Die ermittlerten Werte kann der neue Gurt per Bluetooth Low Energy an passende Sportuhren, Smartwatches und Mobilgeräten mit installierter Fitness-App senden. Alternativ zeichnet er autark Trainingseinheiten bis zu einer Gesamtdauer von bis zu 200 Stunden auf. Energie bezieht der OH1 über einen eingebauten Akku, den man über eine Mini-Ladeschale mit USB-Anschluss lädt. Eine Akkuladung soll für eine Laufzeit von bis zu 12 Stunden reichen.

Anprobiert

Wir konnten ein Vorserienmodell des OH1 ausprobieren. Der Sensor ließ sich über das Programm “Polar FlowSync” (für Windows-PCs und Macs) problemlos im Nutzerkonto registrieren. Dabei gibt man unter anderem an, ob man den OH1 am linken oder rechte Arm trägt und ob am Ober- oder am Unterarm.
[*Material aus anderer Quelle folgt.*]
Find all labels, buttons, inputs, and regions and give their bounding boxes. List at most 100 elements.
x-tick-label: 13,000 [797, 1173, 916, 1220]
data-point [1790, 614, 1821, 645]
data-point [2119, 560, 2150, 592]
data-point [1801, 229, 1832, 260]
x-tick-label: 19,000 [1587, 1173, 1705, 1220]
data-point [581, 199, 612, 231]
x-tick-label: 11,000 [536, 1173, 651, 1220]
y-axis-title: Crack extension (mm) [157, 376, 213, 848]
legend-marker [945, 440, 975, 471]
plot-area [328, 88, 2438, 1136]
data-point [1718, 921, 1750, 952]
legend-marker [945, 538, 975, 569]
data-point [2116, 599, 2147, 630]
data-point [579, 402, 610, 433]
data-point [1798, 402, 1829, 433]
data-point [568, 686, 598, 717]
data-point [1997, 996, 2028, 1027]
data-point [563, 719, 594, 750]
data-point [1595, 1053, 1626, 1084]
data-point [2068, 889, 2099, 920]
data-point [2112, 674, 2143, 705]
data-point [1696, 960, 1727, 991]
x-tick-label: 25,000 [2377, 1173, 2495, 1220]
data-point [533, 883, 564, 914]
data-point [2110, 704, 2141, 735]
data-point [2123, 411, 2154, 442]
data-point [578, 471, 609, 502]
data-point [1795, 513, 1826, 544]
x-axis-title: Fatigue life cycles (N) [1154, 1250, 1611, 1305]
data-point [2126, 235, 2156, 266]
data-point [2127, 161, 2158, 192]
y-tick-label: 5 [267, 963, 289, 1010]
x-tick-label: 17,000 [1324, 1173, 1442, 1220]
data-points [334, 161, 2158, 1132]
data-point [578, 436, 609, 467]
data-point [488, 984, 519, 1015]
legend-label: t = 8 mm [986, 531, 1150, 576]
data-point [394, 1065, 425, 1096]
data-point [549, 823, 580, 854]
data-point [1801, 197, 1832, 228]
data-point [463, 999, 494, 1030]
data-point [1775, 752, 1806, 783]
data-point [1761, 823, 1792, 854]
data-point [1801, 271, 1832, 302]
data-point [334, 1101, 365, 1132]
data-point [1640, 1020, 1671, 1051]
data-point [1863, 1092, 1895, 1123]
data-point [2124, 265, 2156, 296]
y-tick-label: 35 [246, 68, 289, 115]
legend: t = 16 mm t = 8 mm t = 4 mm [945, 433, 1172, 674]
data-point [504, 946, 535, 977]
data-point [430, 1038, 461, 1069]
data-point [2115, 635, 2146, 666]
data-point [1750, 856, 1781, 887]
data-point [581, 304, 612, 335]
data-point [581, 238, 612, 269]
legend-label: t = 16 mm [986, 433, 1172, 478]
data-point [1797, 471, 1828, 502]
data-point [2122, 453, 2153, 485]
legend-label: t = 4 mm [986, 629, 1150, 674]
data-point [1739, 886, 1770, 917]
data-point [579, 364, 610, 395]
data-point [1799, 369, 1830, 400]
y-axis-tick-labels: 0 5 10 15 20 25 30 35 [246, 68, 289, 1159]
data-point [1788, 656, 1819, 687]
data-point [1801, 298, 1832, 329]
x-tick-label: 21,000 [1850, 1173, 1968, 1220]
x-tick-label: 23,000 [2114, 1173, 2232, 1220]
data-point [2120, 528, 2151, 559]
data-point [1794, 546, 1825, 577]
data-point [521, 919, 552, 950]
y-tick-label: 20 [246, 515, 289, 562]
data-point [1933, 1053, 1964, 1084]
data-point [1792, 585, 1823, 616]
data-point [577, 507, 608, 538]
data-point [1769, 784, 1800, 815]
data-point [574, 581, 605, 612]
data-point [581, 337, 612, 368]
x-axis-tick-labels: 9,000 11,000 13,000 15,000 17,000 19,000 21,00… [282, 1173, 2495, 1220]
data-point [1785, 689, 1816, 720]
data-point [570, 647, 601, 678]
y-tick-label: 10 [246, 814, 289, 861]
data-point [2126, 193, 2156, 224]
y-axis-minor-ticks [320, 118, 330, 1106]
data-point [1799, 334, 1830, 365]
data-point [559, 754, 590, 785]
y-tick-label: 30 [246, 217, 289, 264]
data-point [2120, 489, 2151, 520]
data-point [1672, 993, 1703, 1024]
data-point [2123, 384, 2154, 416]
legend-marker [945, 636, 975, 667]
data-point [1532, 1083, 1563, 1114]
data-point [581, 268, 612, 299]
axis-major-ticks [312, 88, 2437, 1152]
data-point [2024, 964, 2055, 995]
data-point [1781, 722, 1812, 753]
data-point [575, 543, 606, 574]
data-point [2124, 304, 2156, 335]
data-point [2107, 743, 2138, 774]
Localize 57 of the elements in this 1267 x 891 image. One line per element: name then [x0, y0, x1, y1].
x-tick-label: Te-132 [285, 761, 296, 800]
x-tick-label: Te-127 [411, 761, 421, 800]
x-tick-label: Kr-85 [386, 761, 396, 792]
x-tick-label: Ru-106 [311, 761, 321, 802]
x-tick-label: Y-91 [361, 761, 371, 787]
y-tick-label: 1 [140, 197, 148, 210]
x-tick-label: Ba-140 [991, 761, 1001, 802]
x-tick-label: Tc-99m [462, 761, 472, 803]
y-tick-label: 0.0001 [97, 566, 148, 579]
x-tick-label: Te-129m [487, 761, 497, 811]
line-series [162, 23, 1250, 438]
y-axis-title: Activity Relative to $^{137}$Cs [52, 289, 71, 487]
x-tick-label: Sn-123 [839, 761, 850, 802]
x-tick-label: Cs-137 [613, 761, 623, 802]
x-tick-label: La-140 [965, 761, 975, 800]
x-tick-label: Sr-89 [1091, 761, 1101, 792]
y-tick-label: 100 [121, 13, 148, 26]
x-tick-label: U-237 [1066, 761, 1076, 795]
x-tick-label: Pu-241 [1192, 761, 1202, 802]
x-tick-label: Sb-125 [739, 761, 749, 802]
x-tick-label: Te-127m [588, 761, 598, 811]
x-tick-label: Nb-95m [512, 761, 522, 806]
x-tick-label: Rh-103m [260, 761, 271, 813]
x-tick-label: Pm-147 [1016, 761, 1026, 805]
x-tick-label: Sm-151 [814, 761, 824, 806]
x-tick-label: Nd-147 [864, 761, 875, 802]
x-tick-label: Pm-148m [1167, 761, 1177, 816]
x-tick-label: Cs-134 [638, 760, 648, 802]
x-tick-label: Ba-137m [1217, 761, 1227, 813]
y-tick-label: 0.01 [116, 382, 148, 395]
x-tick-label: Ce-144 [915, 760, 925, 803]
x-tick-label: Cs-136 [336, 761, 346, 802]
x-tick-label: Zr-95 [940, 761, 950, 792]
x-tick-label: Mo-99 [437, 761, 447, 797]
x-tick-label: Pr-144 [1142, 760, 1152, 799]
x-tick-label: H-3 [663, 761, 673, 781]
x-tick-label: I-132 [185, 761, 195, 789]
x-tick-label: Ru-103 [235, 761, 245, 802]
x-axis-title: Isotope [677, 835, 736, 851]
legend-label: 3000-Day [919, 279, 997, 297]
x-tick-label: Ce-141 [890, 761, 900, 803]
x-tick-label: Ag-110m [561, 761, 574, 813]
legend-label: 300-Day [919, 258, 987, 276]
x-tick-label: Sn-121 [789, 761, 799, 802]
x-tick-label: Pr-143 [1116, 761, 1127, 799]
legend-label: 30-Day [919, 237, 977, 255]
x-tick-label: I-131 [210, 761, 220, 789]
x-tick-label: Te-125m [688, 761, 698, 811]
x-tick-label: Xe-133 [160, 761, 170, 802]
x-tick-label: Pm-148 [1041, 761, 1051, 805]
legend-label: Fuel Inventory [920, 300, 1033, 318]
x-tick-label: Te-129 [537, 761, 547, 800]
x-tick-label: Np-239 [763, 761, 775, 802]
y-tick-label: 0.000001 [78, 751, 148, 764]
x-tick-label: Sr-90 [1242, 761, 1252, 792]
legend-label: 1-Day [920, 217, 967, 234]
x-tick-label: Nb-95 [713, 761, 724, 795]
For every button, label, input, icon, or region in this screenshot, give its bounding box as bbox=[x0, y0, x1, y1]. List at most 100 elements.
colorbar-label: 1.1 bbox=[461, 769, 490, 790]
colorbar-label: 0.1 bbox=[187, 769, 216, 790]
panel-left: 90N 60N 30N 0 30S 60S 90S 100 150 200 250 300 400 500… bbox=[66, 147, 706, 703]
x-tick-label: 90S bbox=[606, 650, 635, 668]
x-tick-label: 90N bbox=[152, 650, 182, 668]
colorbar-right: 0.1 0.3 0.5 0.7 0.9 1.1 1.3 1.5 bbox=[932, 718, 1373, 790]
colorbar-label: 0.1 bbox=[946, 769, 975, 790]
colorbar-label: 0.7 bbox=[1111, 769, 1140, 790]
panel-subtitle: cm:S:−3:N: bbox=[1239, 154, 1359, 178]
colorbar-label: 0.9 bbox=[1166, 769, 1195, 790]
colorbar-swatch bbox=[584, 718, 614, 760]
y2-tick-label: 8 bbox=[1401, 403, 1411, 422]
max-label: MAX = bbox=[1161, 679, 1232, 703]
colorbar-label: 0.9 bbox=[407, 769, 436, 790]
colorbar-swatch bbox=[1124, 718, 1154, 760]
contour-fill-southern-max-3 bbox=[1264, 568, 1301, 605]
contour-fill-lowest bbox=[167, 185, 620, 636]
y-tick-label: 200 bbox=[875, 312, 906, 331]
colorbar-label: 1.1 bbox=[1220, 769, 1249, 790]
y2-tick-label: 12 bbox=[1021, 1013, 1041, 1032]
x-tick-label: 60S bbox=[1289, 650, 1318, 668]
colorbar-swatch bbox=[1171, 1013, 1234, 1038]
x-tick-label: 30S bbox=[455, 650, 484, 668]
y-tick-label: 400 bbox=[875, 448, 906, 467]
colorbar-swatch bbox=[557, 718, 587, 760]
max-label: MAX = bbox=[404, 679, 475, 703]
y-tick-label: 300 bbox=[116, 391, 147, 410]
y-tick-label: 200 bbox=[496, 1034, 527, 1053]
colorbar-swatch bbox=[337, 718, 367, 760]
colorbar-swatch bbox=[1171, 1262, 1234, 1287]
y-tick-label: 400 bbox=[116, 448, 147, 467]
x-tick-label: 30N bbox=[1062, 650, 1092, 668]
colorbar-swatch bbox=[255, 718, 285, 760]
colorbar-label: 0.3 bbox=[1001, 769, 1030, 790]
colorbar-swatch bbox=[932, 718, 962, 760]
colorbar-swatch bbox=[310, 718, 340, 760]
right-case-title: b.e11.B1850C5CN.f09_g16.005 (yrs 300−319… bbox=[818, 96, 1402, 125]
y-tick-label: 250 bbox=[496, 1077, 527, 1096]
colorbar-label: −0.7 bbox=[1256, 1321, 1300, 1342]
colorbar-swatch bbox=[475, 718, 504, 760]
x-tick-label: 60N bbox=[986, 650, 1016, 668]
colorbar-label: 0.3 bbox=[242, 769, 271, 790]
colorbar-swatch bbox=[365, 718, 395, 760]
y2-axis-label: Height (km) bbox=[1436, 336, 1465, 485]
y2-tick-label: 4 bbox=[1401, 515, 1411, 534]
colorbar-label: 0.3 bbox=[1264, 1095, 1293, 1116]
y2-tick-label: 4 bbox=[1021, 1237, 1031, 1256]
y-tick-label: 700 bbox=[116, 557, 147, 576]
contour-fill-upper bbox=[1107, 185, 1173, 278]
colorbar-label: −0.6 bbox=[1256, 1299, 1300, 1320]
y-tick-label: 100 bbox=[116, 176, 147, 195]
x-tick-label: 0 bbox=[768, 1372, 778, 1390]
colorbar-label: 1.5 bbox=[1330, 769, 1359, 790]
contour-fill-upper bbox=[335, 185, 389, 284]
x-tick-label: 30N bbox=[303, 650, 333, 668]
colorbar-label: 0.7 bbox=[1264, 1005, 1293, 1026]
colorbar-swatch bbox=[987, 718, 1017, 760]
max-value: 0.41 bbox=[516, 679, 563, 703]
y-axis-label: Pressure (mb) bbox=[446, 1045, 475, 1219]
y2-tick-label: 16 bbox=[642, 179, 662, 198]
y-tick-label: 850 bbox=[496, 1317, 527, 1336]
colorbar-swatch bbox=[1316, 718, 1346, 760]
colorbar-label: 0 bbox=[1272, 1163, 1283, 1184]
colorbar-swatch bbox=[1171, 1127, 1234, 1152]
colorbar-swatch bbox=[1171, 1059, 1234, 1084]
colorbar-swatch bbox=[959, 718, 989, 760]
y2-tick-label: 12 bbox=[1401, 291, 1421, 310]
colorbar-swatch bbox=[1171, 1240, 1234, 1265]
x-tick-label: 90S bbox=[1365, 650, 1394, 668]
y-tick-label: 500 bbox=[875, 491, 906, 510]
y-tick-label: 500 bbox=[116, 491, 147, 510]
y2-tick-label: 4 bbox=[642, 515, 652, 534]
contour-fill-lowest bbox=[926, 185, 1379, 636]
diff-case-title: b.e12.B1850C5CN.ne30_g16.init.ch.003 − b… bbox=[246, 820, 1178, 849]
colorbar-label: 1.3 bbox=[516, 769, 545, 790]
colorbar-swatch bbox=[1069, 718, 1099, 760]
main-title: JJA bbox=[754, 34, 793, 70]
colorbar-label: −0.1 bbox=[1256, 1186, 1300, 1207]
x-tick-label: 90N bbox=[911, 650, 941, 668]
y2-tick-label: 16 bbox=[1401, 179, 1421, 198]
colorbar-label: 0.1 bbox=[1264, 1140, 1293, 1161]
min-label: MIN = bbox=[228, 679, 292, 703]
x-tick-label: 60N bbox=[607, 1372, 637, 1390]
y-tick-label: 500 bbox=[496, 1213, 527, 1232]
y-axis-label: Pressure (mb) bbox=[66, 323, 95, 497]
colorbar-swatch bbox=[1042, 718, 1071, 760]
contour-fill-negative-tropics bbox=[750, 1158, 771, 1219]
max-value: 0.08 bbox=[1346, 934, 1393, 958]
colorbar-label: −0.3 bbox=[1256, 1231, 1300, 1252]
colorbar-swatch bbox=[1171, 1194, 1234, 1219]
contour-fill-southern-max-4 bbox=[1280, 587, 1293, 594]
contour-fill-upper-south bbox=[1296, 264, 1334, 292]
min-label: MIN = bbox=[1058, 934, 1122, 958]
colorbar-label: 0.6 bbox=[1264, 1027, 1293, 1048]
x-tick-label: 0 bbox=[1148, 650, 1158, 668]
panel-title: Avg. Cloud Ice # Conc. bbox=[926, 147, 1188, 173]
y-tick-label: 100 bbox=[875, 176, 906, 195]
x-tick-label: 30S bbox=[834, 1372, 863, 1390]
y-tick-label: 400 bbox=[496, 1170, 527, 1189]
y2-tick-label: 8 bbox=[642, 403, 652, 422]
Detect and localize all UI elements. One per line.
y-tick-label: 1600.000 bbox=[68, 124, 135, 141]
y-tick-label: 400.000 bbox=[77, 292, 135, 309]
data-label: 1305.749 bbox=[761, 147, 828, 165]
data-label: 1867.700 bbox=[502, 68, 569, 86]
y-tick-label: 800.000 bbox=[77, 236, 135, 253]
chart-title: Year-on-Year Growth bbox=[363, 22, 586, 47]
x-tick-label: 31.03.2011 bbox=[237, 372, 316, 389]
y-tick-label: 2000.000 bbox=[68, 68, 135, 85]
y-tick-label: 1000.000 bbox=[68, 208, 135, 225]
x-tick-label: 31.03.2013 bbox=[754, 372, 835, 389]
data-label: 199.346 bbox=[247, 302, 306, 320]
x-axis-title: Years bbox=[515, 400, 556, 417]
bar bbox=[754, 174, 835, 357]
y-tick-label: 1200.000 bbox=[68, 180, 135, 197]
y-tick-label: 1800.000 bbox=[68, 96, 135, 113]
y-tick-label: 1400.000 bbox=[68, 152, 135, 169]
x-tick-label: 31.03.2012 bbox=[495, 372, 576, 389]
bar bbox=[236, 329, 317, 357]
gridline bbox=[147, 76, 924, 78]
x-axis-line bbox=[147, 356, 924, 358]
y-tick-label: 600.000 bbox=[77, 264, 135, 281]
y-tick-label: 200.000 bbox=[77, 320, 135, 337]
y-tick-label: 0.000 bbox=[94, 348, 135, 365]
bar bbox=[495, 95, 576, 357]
Danach konnten wir den Pulsmesser an einem Test-iPhone über die “Polar Beat”-App (auch für Android verfügbar) koppeln.

Der OH1 trug sich mit dem verstellbaren Textilband am Oberarm recht bequem, saß aber durchaus fest. Polars Angaben, der Sensor würde an dieser Position weniger leicht verrutscht und messe beim Sport daher exakter als der Pulssensor in vielen Uhren am Handgelenk, erscheint da durchaus plausibel. Auch erschienen die vom OH1 gemessenen Werte im Kurztest realistisch. Ob sie so exakt sind wie versprochen, müssen wir aber noch in einem ausführlicherem Test überprüfen.